Morning found man and dogs out betimes and migrating to the heart of the town. Wattie was one who liked to get an early draught from the fountain-head of news, to be beforehand, so to speak, with his day. The Swan inn was his goal, and he had not got up the hill towards it when his practised eye, wise in other men’s movements, saw that the world was hurrying along, drawn by some magnet stronger than its legitimate work. The women were running out of their houses too. As he toiled up the steep incline, a figure burst from the mouth of a wynd and came flying down the middle of the narrow way.
“Hey! what ails ye, man? What’s ’ahind ye?” he cried, stopping his cart and spreading out his arms as though to embrace the approaching man.
The other paused. He was a pale, foolish-looking youth, whose progress seemed as little responsible as that of a discharged missile.
“There’s fechtin’!” he yelled, apparently addressing the air in general.
“Fechtin’?”
“Ay, there’s fechtin’ at Montrose this hour syne!
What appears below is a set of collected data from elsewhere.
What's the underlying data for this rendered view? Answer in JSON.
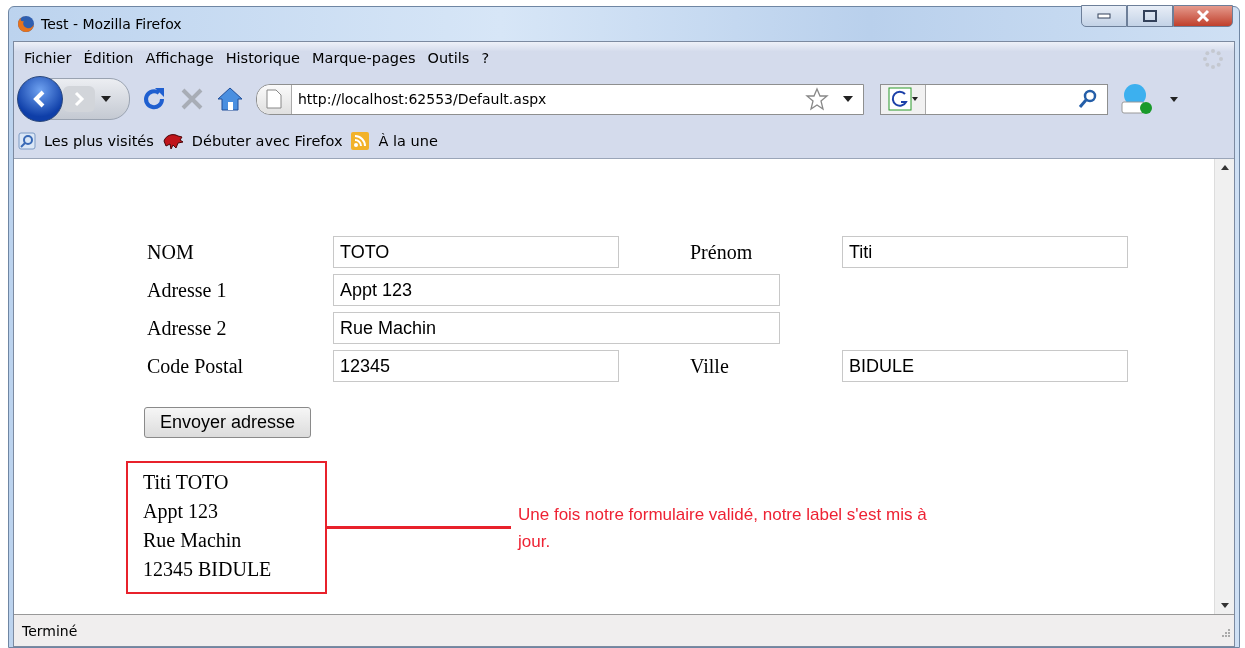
{
  "window": {
    "title": "Test - Mozilla Firefox"
  },
  "menu": [
    "Fichier",
    "Édition",
    "Affichage",
    "Historique",
    "Marque-pages",
    "Outils",
    "?"
  ],
  "address_bar": {
    "value": "http://localhost:62553/Default.aspx"
  },
  "bookmarks": [
    {
      "kind": "search",
      "label": "Les plus visités"
    },
    {
      "kind": "dino",
      "label": "Débuter avec Firefox"
    },
    {
      "kind": "rss",
      "label": "À la une"
    }
  ],
  "form": {
    "rows": [
      {
        "label": "NOM",
        "value": "TOTO",
        "wide": false,
        "label_2": "Prénom",
        "value_2": "Titi"
      },
      {
        "label": "Adresse 1",
        "value": "Appt 123",
        "wide": true
      },
      {
        "label": "Adresse 2",
        "value": "Rue Machin",
        "wide": true
      },
      {
        "label": "Code Postal",
        "value": "12345",
        "wide": false,
        "label_2": "Ville",
        "value_2": "BIDULE"
      }
    ],
    "button": "Envoyer adresse"
  },
  "result_label": {
    "lines": [
      "Titi TOTO",
      "Appt 123",
      "Rue Machin",
      "12345 BIDULE"
    ]
  },
  "annotation": "Une fois notre formulaire validé, notre label s'est mis à jour.",
  "status_bar": "Terminé"
}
Div ye no hear them, ye deef muckle swine?” continued the youth, rendered abusive by excitement.
The two stared in each other’s faces as those do who listen. Dull and distant, a muffled boom drove in from the coast. A second throb followed it.
The youth dropped his raised hands and fled on.
Wattie turned his dogs, and set off down the hill without more delay. Here was the reason that Archie had left the town! It was in expectation of this present disturbance on the coast that he had slipped out of Brechin by the less frequented road round the Basin.
He scurried down the hill, scattering the children playing in the kennel with loud imprecations and threats. He sped over the bridge, and was soon climbing the rise on the farther side of the Esk. If there was fighting going on, he would make shift to see it, and Montrose would be visible from most of his road. Soon he would get a view of the distant harbour, and would see the smoke of the guns whose throats continued to trouble the air. Also, he would get forward unmolested, for there would be the width of the Basin between himself and Lord Balnillo.